Company A holds a financial asset recorded at a historical cost of AED 70. At the start of its first Tax Period in 2024, Company A appoints an independent expert who determines the asset’s market value as AED 100. The company then elects in its CIT return to exclude the gain of AED 30 (being the difference between the market value and historical cost). In the following year, 2025, Company A sells the financial asset for AED 120. Accordingly, Company A is liable for CIT only on the gain attributable to the period after CIT implementation, amounting to AED 20 (the total accounting gain of AED 50 minus the AED 30 excluded pre-CIT gain).

Group Ownership of Assets

The transitional provisions also accommodate scenarios involving assets previously owned by another member of the same Tax Group or Qualifying Group.

In such cases, taxpayers may look through to the prior ownership period by the other group member entity, ensuring consistent and fair calculation of the excluded gain or loss.

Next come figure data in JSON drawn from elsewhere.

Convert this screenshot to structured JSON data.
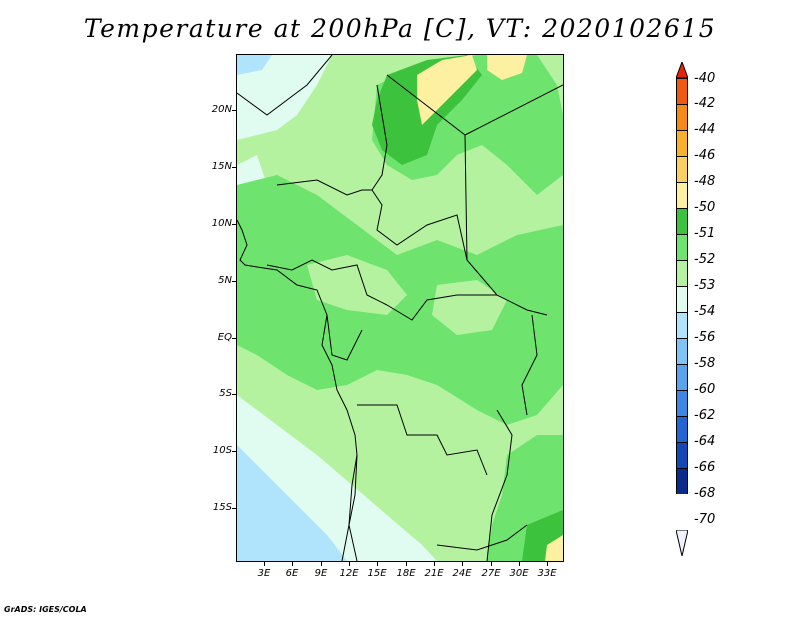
{
  "title": "Temperature at 200hPa [C], VT: 2020102615",
  "footer": "GrADS: IGES/COLA",
  "lat_labels": [
    "20N",
    "15N",
    "10N",
    "5N",
    "EQ",
    "5S",
    "10S",
    "15S"
  ],
  "lon_labels": [
    "3E",
    "6E",
    "9E",
    "12E",
    "15E",
    "18E",
    "21E",
    "24E",
    "27E",
    "30E",
    "33E"
  ],
  "legend": {
    "labels": [
      "-40",
      "-42",
      "-44",
      "-46",
      "-48",
      "-50",
      "-51",
      "-52",
      "-53",
      "-54",
      "-56",
      "-58",
      "-60",
      "-62",
      "-64",
      "-66",
      "-68",
      "-70"
    ],
    "colors": [
      "#e8200e",
      "#f05a10",
      "#f58a16",
      "#f9b02a",
      "#fcd060",
      "#fdf0a0",
      "#3cc23c",
      "#6ee46e",
      "#b4f2a0",
      "#e0fcf0",
      "#b0e4fc",
      "#7ec4f6",
      "#5aa4ee",
      "#3c86e4",
      "#2266d4",
      "#1448b4",
      "#0a2a8c",
      "#f0f0ff"
    ]
  }
}
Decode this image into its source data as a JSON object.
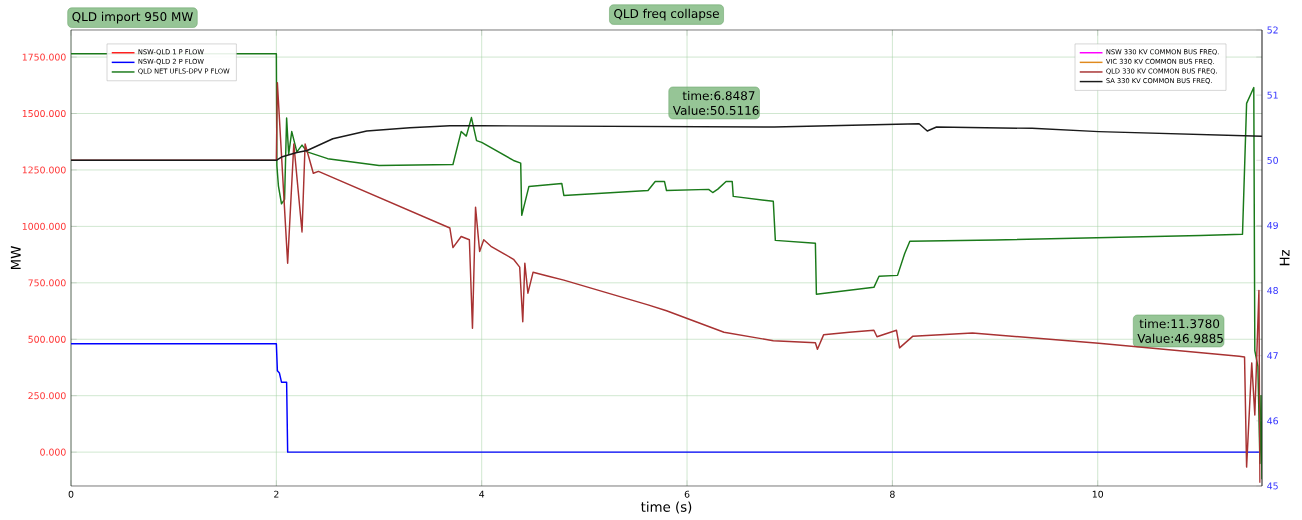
{
  "chart_data": {
    "type": "line",
    "title": "QLD freq collapse",
    "xlabel": "time (s)",
    "ylabel": "MW",
    "y2label": "Hz",
    "xlim": [
      0,
      11.6
    ],
    "xticks": [
      0,
      2,
      4,
      6,
      8,
      10
    ],
    "ylim": [
      -150,
      1870
    ],
    "yticks": [
      {
        "value": 0,
        "label": "0.000"
      },
      {
        "value": 250,
        "label": "250.000"
      },
      {
        "value": 500,
        "label": "500.000"
      },
      {
        "value": 750,
        "label": "750.000"
      },
      {
        "value": 1000,
        "label": "1000.000"
      },
      {
        "value": 1250,
        "label": "1250.000"
      },
      {
        "value": 1500,
        "label": "1500.000"
      },
      {
        "value": 1750,
        "label": "1750.000"
      }
    ],
    "y2lim": [
      45,
      52
    ],
    "y2ticks": [
      45,
      46,
      47,
      48,
      49,
      50,
      51,
      52
    ],
    "grid": true,
    "legend": "top left",
    "annotations": [
      "QLD import 950 MW",
      "time:6.8487 Value:50.5116",
      "time:11.3780 Value:46.9885"
    ],
    "series": [
      {
        "name": "NSW-QLD 1 P FLOW",
        "color": "#ff2020",
        "values": [
          null,
          null
        ]
      },
      {
        "name": "NSW-QLD 2 P FLOW",
        "color": "#0000ff",
        "x": [
          0,
          2.0,
          2.01,
          2.03,
          2.05,
          2.1,
          2.11,
          11.57
        ],
        "values": [
          480,
          480,
          360,
          350,
          310,
          310,
          0,
          0
        ]
      },
      {
        "name": "QLD NET UFLS-DPV P FLOW",
        "color": "#1a7a1a",
        "x": [
          0,
          2.0,
          2.005,
          2.02,
          2.05,
          2.08,
          2.1,
          2.12,
          2.15,
          2.2,
          2.25,
          2.3,
          2.5,
          3.0,
          3.72,
          3.8,
          3.85,
          3.9,
          3.95,
          4.0,
          4.31,
          4.38,
          4.39,
          4.46,
          4.78,
          4.8,
          5.62,
          5.69,
          5.78,
          5.8,
          6.21,
          6.25,
          6.3,
          6.38,
          6.44,
          6.45,
          6.84,
          6.86,
          7.25,
          7.26,
          7.58,
          7.82,
          7.87,
          8.05,
          8.12,
          8.17,
          9.0,
          10.0,
          11.0,
          11.41,
          11.45,
          11.52,
          11.53,
          11.56,
          11.58,
          11.59,
          11.6
        ],
        "values": [
          1765,
          1765,
          1270,
          1180,
          1100,
          1120,
          1480,
          1320,
          1420,
          1330,
          1360,
          1330,
          1300,
          1270,
          1274,
          1420,
          1400,
          1482,
          1380,
          1372,
          1292,
          1280,
          1049,
          1177,
          1190,
          1137,
          1159,
          1199,
          1199,
          1159,
          1164,
          1150,
          1165,
          1199,
          1199,
          1133,
          1111,
          938,
          925,
          699,
          717,
          730,
          779,
          783,
          880,
          934,
          940,
          950,
          960,
          965,
          1545,
          1615,
          450,
          380,
          -50,
          250,
          -120
        ]
      },
      {
        "name": "NSW 330 KV COMMON BUS FREQ.",
        "color": "#ff00ff",
        "axis": "y2",
        "values": [
          null,
          null
        ]
      },
      {
        "name": "VIC 330 KV COMMON BUS FREQ.",
        "color": "#e08a1e",
        "axis": "y2",
        "values": [
          null,
          null
        ]
      },
      {
        "name": "QLD 330 KV COMMON BUS FREQ.",
        "color": "#a83232",
        "axis": "y2",
        "x": [
          0,
          2.0,
          2.01,
          2.11,
          2.17,
          2.25,
          2.28,
          2.36,
          2.41,
          3.69,
          3.72,
          3.8,
          3.88,
          3.91,
          3.94,
          3.98,
          4.02,
          4.09,
          4.31,
          4.37,
          4.4,
          4.42,
          4.45,
          4.5,
          4.65,
          4.8,
          5.62,
          5.8,
          6.36,
          6.84,
          7.25,
          7.27,
          7.33,
          7.58,
          7.82,
          7.85,
          8.04,
          8.07,
          8.2,
          8.78,
          10.01,
          11.378,
          11.43,
          11.45,
          11.5,
          11.53,
          11.57,
          11.58
        ],
        "values": [
          50.0,
          50.0,
          51.19,
          48.42,
          50.25,
          48.9,
          50.25,
          49.8,
          49.83,
          48.96,
          48.66,
          48.83,
          48.78,
          47.42,
          49.28,
          48.6,
          48.78,
          48.68,
          48.48,
          48.36,
          47.52,
          48.42,
          47.96,
          48.28,
          48.22,
          48.16,
          47.78,
          47.69,
          47.36,
          47.23,
          47.2,
          47.1,
          47.32,
          47.36,
          47.39,
          47.29,
          47.39,
          47.12,
          47.3,
          47.35,
          47.19,
          46.99,
          46.98,
          45.29,
          46.89,
          46.09,
          48.0,
          45.05
        ]
      },
      {
        "name": "SA 330 KV COMMON BUS FREQ.",
        "color": "#1a1a1a",
        "axis": "y2",
        "x": [
          0,
          2.0,
          2.05,
          2.2,
          2.3,
          2.55,
          2.88,
          3.3,
          3.69,
          4.0,
          6.8487,
          8.26,
          8.34,
          8.43,
          9.36,
          10.01,
          11.6
        ],
        "values": [
          50.0,
          50.0,
          50.05,
          50.12,
          50.15,
          50.33,
          50.45,
          50.5,
          50.53,
          50.53,
          50.51,
          50.56,
          50.45,
          50.51,
          50.49,
          50.44,
          50.37
        ]
      }
    ]
  }
}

This rule effectively acknowledges prior group ownership to accurately reflect the asset’s true holding period for transitional adjustment calculations.

Conclusion

The transitional provisions introduced under the UAE CIT are essential in safeguarding taxpayers from unintended taxation on asset gains accrued before CIT commenced, i.e. during the UAE’s tax-free environment. These rules provide taxpayers the option, although not the obligation, to adjust their taxable income to exclude pre-CIT gains or losses, thus preventing unexpected tax liabilities.

Given the elective and irrevocable nature of these provisions, it is critical for businesses to carefully consider their asset portfolios, anticipated market conditions, as well as the convenience and practical implications of each transitional method.